Exploring Languedoc’s wine country

 

Out of the shadow of Carcassonne’s medieval turrets, Languedoc’s vineyards are emerging into a brighter future. Dominic Rippon pays a visit.

I first met Laurent Delaunay in 2008. The recession had started to bite in the UK and wine merchants were among the first to feel its teeth. As sales faltered, we wine buyers scrambled to offer keenly priced wines without sacrificing quality. Our customers were fans of southern French wines, so when value was required, all roads led us to Languedoc-Roussillon.

Originally from a family of Burgundy négociant winemakers, Laurent and his wife Catherine began making wine in the Languedoc in the mid-1990s. 
In 2005, they bought a winery called Abbotts in the village of Marseillette, a few kilometres east of Carcassonne. Its previous owners were an Australian winemaking couple who had fallen on hard times, so when they sold their winery, Laurent and Catherine acquired a large cellar of fine vintages that stretched back to its establishment in 1996.

While he set about creating his own blends, Laurent was keen to sell existing stock: pallet-loads of bottle-aged Minervois, Faugères and Corbières, which buyers snapped up and offered to customers at low prices. Eventually the old stocks were exhausted and new samples – the wines made by Laurent and Catherine – began to arrive. I loved their bold, concentrated flavours, but in a reflection of the Languedoc’s broader fortunes, 
I knew that customers would hesitate to pay full price for wines they had become used to buying on discount.
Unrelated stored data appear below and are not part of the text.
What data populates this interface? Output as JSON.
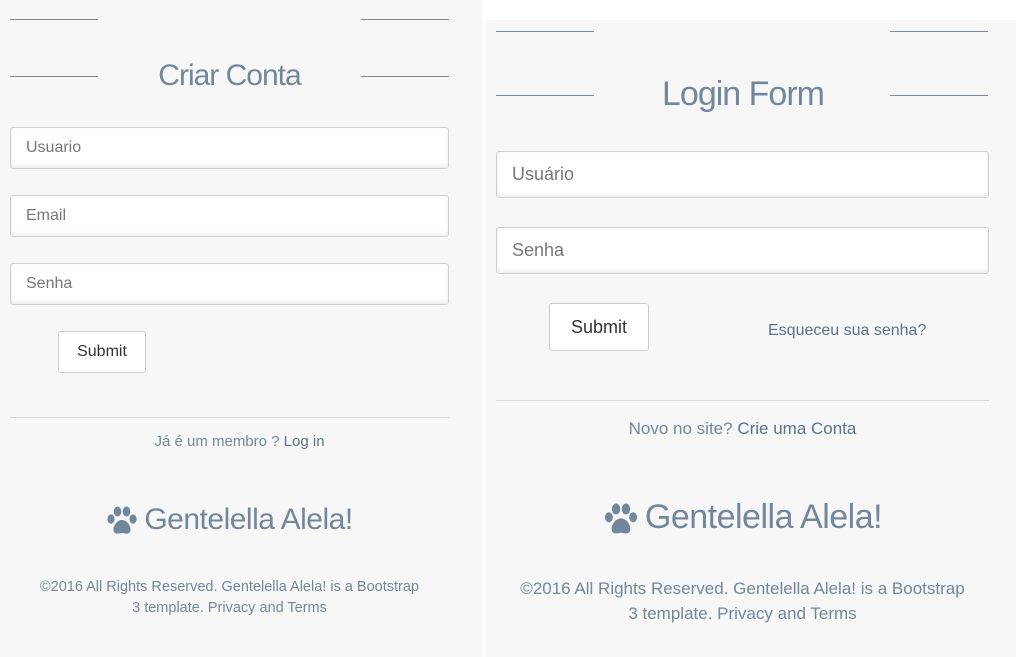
{
  "register": {
    "title": "Criar Conta",
    "username_placeholder": "Usuario",
    "email_placeholder": "Email",
    "password_placeholder": "Senha",
    "submit_label": "Submit",
    "member_prompt": "Já é um membro ?",
    "login_link": "Log in",
    "brand_name": "Gentelella Alela!",
    "footer_line1": "©2016 All Rights Reserved. Gentelella Alela! is a Bootstrap",
    "footer_line2": "3 template. Privacy and Terms"
  },
  "login": {
    "title": "Login Form",
    "username_placeholder": "Usuário",
    "password_placeholder": "Senha",
    "submit_label": "Submit",
    "forgot_link": "Esqueceu sua senha?",
    "new_prompt": "Novo no site?",
    "create_link": "Crie uma Conta",
    "brand_name": "Gentelella Alela!",
    "footer_line1": "©2016 All Rights Reserved. Gentelella Alela! is a Bootstrap",
    "footer_line2": "3 template. Privacy and Terms"
  },
  "colors": {
    "background": "#F7F7F7",
    "text": "#73879C",
    "link": "#5A738E"
  },
  "icons": {
    "brand": "paw-icon"
  }
}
So I felt a little sheepish, five years on, as I sipped rosé with Laurent on a sunny restaurant terrace in Carcassonne’s medieval cité. I hoped that the wines had found their niche in the UK market and was glad to learn that the world had moved on since 2008. The new Abbotts wines were selling well, Laurent reassured me, with a host of gold medals and trophies. “When we took over, we aimed for continuity of style, but we gradually moved towards our own, more traditional flavours,” he explained. “By 2010, we had perfected the balance, so we changed the name to Abbotts & Delaunay.”

Carcassonne sits at a viticultural crossroads, between some of the Languedoc’s most famous wine appellations – with Limoux to the south, Corbières to the south-east, Cabardès to the north, Minervois to the north-east and Malepère to the west – and we were joined by Laurent’s new winemaker, Hilde Chevillot, for a visit to the nearby vineyards. We passed beneath the windswept slopes that produce Abbotts’ Nuages et Vents (clouds and winds) range of single-vineyard wines, before descending towards the winery in Marseillette.
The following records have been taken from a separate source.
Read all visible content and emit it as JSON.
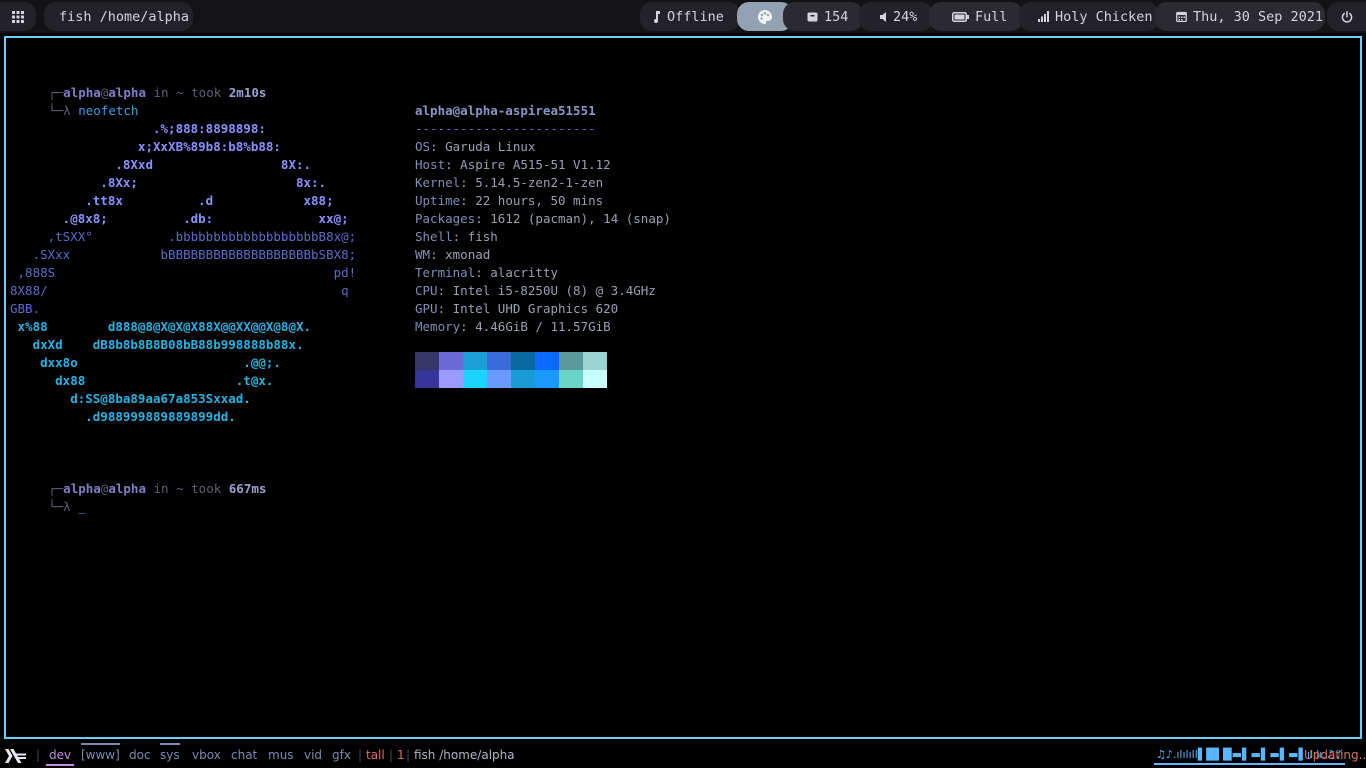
{
  "topbar": {
    "window_title": "fish /home/alpha",
    "music": "Offline",
    "updates": "154",
    "volume": "24%",
    "battery": "Full",
    "network": "Holy Chicken",
    "date": "Thu, 30 Sep 2021"
  },
  "terminal": {
    "prompt1": {
      "corner": "┌─",
      "user": "alpha",
      "at": "@",
      "host": "alpha",
      "in": " in ",
      "dir": "~",
      "took": " took ",
      "time": "2m10s"
    },
    "cmd1": {
      "lambda": "└─λ ",
      "command": "neofetch"
    },
    "art": [
      {
        "text": "                   .%;888:8898898:",
        "cls": "art1"
      },
      {
        "text": "                 x;XxXB%89b8:b8%b88:",
        "cls": "art1"
      },
      {
        "text": "              .8Xxd                 8X:.",
        "cls": "art1"
      },
      {
        "text": "            .8Xx;                     8x:.",
        "cls": "art1"
      },
      {
        "text": "          .tt8x          .d            x88;",
        "cls": "art1"
      },
      {
        "text": "       .@8x8;          .db:              xx@;",
        "cls": "art1"
      },
      {
        "text": "     ,tSXX°          .bbbbbbbbbbbbbbbbbbbB8x@;",
        "cls": "art2"
      },
      {
        "text": "   .SXxx            bBBBBBBBBBBBBBBBBBBBbSBX8;",
        "cls": "art2"
      },
      {
        "text": " ,888S                                     pd!",
        "cls": "art2"
      },
      {
        "text": "8X88/                                       q",
        "cls": "art2"
      },
      {
        "text": "GBB.",
        "cls": "art2"
      },
      {
        "text": " x%88        d888@8@X@X@X88X@@XX@@X@8@X.",
        "cls": "art3"
      },
      {
        "text": "   dxXd    dB8b8b8B8B08bB88b998888b88x.",
        "cls": "art3"
      },
      {
        "text": "    dxx8o                      .@@;.",
        "cls": "art3"
      },
      {
        "text": "      dx88                    .t@x.",
        "cls": "art3"
      },
      {
        "text": "        d:SS@8ba89aa67a853Sxxad.",
        "cls": "art3"
      },
      {
        "text": "          .d988999889889899dd.",
        "cls": "art3"
      }
    ],
    "info": {
      "title": "alpha@alpha-aspirea51551",
      "rule": "------------------------",
      "rows": [
        {
          "k": "OS",
          "v": "Garuda Linux"
        },
        {
          "k": "Host",
          "v": "Aspire A515-51 V1.12"
        },
        {
          "k": "Kernel",
          "v": "5.14.5-zen2-1-zen"
        },
        {
          "k": "Uptime",
          "v": "22 hours, 50 mins"
        },
        {
          "k": "Packages",
          "v": "1612 (pacman), 14 (snap)"
        },
        {
          "k": "Shell",
          "v": "fish"
        },
        {
          "k": "WM",
          "v": "xmonad"
        },
        {
          "k": "Terminal",
          "v": "alacritty"
        },
        {
          "k": "CPU",
          "v": "Intel i5-8250U (8) @ 3.4GHz"
        },
        {
          "k": "GPU",
          "v": "Intel UHD Graphics 620"
        },
        {
          "k": "Memory",
          "v": "4.46GiB / 11.57GiB"
        }
      ],
      "colon": ": "
    },
    "palette": {
      "row1": [
        "#353568",
        "#6a6ad8",
        "#1aa0d4",
        "#3a6ad8",
        "#0a6aa0",
        "#0a6aff",
        "#5a9a9a",
        "#9ad4d4"
      ],
      "row2": [
        "#35359a",
        "#9a9aff",
        "#1ad4ff",
        "#6a9aff",
        "#1a9ad4",
        "#1a9aff",
        "#6ad4c8",
        "#c8ffff"
      ]
    },
    "prompt2": {
      "corner": "┌─",
      "user": "alpha",
      "at": "@",
      "host": "alpha",
      "in": " in ",
      "dir": "~",
      "took": " took ",
      "time": "667ms"
    },
    "cmd2": {
      "lambda": "└─λ ",
      "cursor": "_"
    }
  },
  "bottombar": {
    "workspaces": [
      "dev",
      "[www]",
      "doc",
      "sys",
      "vbox",
      "chat",
      "mus",
      "vid",
      "gfx"
    ],
    "sep": "|",
    "layout": "tall",
    "windows": "1",
    "title": "fish /home/alpha",
    "visualizer": "♫♪.ılılıll▌█▌█▬▌▬▌▬▌▬▌ılılı.♫♪",
    "status": "Updating..."
  }
}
Situated on the Canal du Midi, on the border between the Corbières mountains and the gentler Minervois hills to the north, Marseillette is a magnet for wine enthusiasts. “This is the only place in France,” Laurent told me, “where the baker sells more wine than bread!” The village is home to a fashionable local radio station and even boasts its own culinary speciality, riz rose de Marseillette. This ‘pink rice’ is grown alongside grape vines and vegetables in the Étang de Marseillette, an ancient salt-water lake that was drained in the 19th century, when the flow of the River Aude was diverted to allow fresh-water irrigation for crops.
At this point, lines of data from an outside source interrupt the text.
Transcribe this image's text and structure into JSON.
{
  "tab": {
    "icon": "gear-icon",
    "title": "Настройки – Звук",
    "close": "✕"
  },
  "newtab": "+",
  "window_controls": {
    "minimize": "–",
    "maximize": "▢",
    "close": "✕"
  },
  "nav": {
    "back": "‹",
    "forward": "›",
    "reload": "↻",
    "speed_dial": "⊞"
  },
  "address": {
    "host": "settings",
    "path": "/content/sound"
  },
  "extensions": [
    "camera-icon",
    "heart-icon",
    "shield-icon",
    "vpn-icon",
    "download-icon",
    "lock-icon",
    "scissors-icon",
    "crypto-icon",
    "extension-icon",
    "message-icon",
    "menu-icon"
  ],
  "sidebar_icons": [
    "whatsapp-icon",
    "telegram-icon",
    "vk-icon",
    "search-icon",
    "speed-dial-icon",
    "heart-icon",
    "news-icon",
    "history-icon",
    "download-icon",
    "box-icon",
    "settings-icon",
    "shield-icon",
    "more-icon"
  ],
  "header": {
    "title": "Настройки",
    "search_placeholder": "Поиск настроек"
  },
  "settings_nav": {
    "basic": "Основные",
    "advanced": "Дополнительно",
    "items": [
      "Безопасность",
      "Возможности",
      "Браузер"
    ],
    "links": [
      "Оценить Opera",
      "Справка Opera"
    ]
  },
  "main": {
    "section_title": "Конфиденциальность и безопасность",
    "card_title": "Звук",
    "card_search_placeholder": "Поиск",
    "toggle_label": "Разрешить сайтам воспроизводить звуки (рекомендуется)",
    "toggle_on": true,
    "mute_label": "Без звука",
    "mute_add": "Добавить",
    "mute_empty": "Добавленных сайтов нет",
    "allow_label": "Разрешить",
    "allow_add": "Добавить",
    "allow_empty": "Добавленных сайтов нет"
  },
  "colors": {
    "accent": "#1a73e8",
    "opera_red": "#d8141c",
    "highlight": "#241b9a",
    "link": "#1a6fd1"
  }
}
At the winery, Laurent uncorked a selection of sturdy bottles from the Nuages et Vents range, including the white Zéphyr Limoux 2012, a chardonnay which must be fermented and aged in oak to qualify for the Limoux appellation. Its flavours were deliciously mineral, reminding me of ripe white burgundy, but with the unmistakeable soft fruits of southern France. Then we compared Cumulo Nimbus Minervois – a blend of syrah and carignan – with Alto Stratus 2011. Although the latter also comes from within the Minervois growing area, it is made with 100 per cent carignan grapes (Minervois wines must be blended), and is therefore simply labelled Vin de France. Cumulo Nimbus showed off its refined syrah character with blackberry, bramble and liquorice flavours, while Alto Stratus gave hints of sour cherry, wild herb, raspberry and rhubarb, with 
a pleasantly astringent tannic bite.

We returned to Carcassonne, where a feast awaited us at the Restaurant La Barbacane. I chatted to Laurent about how much the Languedoc’s wines had improved over the past decade, as the area under vine had decreased and work had become concentrated on the better-quality vineyards. This revolution has been spearheaded by winemakers such as Laurent and Catherine Delaunay, and while the average price of their wines has increased to more sustainable levels, they remain some of the best-value bottles in France.